Reading one of my books this morning, i came across a scene that got me thinking and crying at the same time. Lately i have felt that i have been out of sorts, not just with myself but Master too. A part of me wonders if it is just all the hormones changing and going back to the levels they were before, the baby blues, or just me making a big deal out of nothing.
Our daughter has been home for five weeks now and i cant help but think that we are both so lucky to even have her here after everything we went through. Watching her sleep at night, i always find myself counting fingers and toes and just watching her breathe. My deepest fears come to life everytime i hear a little choke or watch her chest stop rising for a minute or so. It comes from deep inside me and i cant help but feel this way. Im so afraid that one minute that i am going to turn around and she stops breathing or something happens to her and i dont know it. She is our whole world and i am so afraid of losing her after everything we've been through that it scares me to my core.
Seeing her sleeping and so peaceful and kissing her cheeks, i find myself counting every day as a miracle for her. She could have come into this world at 25 weeks instead of waiting until a little into 32 weeks. Thinking of all the hardships we had and the several times that i went into labor and i was forced to just sit through it and take all those medicines to relieve the pain. Did i do something that could end up harming her in the future, especially the day she was born because they had given me morphine and phengren and benadryl about 10 minutes before she came into the world. It would devastate me to know that she was hurt by something i took to help myself. It makes me feel like i was being selfish and not thinking about anyone but myself when it should be about her.
We had to face her being in the NICU for a week, although it was supposed to be longer by the original doctor's account.
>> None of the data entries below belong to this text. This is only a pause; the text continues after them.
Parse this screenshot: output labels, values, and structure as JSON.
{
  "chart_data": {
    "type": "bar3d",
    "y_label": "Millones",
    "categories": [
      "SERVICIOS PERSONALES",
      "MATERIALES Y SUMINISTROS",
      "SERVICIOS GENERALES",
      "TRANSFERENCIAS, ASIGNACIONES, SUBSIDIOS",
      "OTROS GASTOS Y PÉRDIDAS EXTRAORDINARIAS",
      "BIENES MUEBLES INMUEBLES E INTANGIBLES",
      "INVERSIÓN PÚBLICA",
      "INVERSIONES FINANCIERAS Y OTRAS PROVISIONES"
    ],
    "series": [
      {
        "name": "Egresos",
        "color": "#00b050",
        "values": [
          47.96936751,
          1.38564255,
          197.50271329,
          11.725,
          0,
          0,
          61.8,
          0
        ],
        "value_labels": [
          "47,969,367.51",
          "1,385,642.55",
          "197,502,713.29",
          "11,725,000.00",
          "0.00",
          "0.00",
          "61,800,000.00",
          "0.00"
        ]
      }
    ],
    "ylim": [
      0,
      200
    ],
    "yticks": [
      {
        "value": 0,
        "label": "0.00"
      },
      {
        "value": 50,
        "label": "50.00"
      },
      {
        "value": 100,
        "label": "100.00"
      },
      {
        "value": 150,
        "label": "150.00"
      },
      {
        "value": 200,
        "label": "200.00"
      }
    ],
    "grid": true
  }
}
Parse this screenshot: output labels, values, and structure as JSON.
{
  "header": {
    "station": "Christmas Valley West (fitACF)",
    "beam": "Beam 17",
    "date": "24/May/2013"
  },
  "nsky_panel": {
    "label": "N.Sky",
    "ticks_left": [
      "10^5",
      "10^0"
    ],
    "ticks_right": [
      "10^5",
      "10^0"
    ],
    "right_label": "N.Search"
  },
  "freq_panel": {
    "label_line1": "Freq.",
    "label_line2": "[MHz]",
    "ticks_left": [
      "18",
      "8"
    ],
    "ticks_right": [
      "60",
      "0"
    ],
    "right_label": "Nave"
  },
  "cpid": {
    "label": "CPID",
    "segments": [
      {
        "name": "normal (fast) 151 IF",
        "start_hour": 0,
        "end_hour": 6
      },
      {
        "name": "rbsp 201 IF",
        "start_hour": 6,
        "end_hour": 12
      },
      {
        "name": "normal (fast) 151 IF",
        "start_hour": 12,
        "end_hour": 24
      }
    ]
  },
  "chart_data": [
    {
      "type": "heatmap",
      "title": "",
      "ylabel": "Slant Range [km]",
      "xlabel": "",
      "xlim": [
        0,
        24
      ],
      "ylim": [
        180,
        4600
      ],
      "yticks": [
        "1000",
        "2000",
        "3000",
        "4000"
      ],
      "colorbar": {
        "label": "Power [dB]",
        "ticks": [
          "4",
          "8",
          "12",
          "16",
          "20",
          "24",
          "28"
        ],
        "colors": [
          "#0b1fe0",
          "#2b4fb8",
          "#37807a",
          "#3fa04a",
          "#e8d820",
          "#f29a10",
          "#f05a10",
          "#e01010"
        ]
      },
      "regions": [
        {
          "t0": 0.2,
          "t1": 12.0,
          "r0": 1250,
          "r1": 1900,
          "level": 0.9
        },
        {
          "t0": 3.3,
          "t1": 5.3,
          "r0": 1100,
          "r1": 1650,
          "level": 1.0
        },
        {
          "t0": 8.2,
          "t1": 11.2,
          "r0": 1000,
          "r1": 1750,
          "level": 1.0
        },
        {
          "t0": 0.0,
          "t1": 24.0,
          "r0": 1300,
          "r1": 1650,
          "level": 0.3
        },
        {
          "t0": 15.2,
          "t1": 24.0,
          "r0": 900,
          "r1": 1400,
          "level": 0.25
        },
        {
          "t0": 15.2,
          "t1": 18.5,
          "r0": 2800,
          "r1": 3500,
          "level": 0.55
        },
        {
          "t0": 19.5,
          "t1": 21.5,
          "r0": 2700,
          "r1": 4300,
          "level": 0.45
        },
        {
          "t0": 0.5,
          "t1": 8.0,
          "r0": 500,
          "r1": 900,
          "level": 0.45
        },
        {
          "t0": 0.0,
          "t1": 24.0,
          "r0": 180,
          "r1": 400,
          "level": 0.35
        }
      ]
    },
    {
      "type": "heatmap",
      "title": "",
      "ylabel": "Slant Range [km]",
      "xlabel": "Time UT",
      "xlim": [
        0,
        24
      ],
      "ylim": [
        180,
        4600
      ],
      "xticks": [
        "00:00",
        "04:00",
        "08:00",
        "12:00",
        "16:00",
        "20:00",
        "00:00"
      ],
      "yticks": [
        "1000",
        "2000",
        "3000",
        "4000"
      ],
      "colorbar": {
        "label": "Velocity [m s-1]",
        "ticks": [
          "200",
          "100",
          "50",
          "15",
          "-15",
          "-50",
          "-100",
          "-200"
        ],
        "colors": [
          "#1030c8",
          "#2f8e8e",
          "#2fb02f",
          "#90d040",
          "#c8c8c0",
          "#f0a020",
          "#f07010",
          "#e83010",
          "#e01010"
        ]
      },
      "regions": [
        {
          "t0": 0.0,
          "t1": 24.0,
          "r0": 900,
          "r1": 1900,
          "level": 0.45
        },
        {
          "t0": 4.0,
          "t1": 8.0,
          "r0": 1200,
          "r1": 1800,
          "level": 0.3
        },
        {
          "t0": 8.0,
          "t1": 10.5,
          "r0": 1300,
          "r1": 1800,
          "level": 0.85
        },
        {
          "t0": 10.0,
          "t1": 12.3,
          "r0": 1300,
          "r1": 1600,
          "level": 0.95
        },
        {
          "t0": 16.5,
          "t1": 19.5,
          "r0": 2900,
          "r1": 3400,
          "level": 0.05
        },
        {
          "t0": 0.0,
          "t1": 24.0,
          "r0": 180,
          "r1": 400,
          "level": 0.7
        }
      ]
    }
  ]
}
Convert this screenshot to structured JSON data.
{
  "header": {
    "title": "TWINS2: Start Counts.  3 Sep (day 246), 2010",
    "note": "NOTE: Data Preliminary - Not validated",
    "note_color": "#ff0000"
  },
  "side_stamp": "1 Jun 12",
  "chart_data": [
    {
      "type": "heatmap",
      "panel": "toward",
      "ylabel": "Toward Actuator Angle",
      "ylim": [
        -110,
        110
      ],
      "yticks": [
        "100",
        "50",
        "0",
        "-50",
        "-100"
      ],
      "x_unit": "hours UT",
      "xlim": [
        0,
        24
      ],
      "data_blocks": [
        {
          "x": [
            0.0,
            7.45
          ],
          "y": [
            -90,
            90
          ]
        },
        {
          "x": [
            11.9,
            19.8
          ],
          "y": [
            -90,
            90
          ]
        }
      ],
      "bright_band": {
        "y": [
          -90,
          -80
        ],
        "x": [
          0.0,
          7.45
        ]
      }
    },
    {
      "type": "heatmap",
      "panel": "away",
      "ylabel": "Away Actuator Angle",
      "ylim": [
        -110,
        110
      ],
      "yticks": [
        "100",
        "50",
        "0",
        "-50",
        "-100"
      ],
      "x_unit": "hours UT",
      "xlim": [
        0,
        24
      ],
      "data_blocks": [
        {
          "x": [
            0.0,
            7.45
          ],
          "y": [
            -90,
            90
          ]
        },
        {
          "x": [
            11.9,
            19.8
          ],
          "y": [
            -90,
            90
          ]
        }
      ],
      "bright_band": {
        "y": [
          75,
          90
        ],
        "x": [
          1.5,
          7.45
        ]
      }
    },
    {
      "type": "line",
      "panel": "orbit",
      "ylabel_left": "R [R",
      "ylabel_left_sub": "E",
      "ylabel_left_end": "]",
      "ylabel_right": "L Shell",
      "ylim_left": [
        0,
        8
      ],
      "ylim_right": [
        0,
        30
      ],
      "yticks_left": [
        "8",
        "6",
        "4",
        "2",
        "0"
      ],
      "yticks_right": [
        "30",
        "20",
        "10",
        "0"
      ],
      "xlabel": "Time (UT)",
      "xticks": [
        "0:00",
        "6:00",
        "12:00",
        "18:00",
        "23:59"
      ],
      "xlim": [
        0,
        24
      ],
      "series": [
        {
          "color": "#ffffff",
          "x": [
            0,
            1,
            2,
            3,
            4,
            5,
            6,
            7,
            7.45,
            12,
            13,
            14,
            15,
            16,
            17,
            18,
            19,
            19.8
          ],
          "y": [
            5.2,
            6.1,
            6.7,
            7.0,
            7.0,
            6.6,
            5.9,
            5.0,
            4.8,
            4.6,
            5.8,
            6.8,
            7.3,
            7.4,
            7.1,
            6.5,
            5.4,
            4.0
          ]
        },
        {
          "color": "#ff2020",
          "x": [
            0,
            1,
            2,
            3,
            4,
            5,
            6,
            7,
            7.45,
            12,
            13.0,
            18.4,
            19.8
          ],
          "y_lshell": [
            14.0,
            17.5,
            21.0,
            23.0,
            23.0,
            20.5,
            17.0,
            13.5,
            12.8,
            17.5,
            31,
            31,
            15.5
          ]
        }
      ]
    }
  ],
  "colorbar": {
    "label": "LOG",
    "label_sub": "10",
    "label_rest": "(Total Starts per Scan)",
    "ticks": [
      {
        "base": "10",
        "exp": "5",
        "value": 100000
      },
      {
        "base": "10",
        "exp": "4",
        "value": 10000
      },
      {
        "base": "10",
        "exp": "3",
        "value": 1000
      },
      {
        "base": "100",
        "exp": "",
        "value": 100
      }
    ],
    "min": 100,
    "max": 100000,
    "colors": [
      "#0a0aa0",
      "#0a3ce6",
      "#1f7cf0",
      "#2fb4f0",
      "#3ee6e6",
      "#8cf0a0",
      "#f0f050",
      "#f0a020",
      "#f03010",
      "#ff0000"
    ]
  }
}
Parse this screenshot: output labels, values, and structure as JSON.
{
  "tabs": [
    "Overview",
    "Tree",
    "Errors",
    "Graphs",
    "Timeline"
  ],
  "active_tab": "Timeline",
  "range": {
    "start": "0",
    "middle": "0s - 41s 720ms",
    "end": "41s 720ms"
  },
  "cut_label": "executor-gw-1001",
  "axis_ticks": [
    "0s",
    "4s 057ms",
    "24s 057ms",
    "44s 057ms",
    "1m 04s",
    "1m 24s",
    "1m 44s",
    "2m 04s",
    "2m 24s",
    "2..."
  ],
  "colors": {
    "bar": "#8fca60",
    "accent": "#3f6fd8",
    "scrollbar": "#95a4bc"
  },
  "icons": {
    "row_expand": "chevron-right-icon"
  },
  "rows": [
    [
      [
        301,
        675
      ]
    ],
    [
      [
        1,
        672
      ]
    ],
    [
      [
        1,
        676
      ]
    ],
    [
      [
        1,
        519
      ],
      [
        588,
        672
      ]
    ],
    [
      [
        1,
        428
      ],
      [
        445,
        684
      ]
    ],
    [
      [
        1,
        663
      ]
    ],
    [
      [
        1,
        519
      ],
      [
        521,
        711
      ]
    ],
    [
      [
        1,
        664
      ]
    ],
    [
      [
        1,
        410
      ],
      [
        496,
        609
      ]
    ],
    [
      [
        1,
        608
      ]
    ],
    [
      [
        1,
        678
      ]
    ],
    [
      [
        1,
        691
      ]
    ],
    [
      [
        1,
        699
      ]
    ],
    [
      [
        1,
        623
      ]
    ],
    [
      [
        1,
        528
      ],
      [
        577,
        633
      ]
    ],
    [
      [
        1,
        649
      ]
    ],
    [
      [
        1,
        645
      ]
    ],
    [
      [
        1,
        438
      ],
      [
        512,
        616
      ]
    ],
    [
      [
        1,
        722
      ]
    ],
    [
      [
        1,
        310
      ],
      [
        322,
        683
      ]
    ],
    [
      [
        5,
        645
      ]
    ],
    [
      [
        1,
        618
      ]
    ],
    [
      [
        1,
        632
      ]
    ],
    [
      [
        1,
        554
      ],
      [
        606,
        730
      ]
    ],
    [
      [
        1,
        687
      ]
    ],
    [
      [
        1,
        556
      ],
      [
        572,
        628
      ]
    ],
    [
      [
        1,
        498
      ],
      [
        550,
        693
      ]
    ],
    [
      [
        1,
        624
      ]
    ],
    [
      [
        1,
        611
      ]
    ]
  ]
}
She was supposed to have a breathing tube and a feeding tube and stay anywhere from four to six weeks, but she only needed a CPAP for a few hours and then was on oxygen after that for about a day. She was a fighter from the beginning, but despite that with everything she had it was still very sobering to watch your daughter have to have all sorts of tubes and wires running from her. She had an iv, monitor wires, her hospital bands, and for a brief time the oxygen tubes. Not only that i had to let someone else take care of her for the first week of her life. We werent able to take her home and calm her when she cried or feed her when she got hungry. Granted, i did feed and change her the couple times that i could but it still felt odd and unreal.
Kissing her cheek every night, Master laughs at me because i lavish kisses all over her. To me, she is our miracle baby and her birth mark is a testament to that. After the birth we noticed she had a red mark on her forehead and above one of her eyes. We found out that it is known as "Angel's kiss" or a more scientific name that i cant think of. To me, this name truly fits her because she was watched over by angels especially after my water broke and she was healthy and stayed in there for another week with no problems or infection.
Before i got pregnant, i faced a lot of health concerns and it scares me that it feels like they are slowly coming back. Since ive been home, ive had chest pain and side pain and a new one--pain that radiates across my whole abdomen. Master jokes it off that it's not coming back(part of me thinks its because He's trying to reassure and ease my mind), but i cant help but feel that it is. We were playing a game with the kinect and i got worn out and my side was hurting horribly like it did before we got pregnant. With all those issues, i dont know if any of it will affect her and that i may have caused harm to her somehow by something i did. She was our miracle and i thank God every day for her.
I guess the best that i can say is that i am struggling with these feelings and will always worry about her. We have already been through so much and i cant bear the thought of something happening to her to where she has to go back into the hospital or even worse. Call me a worrywart, but i have to imagine its a possibility in the back of my mind. Aside from that, my other worries concern Master and myself and whether i am doing a good enough job and if i really am a good mother so far. I know i dont know everything, but i feel that He has connected more with her than me and has so much more at ease with it then me. Myself, i feel that im overworrying especially when others joke about it because i cant bear to let her out of my sight for too long, even if it is to let someone else hold her. It scares me that they may not hold her right, or she wont like them, or i dont know. It's just fear for her i guess.
Anyone reading this has any suggestions on how to deal with things or advice, please feel free to comment and let me know because i feel like im struggling. Im struggling with handling motherhood and myself and Master, dealing with my feelings and fear for her, and the worst part of just myself and how i still look horrible and have this huge roll and dont know how to go about losing this extra weight.....ugh such a up/down feeling today.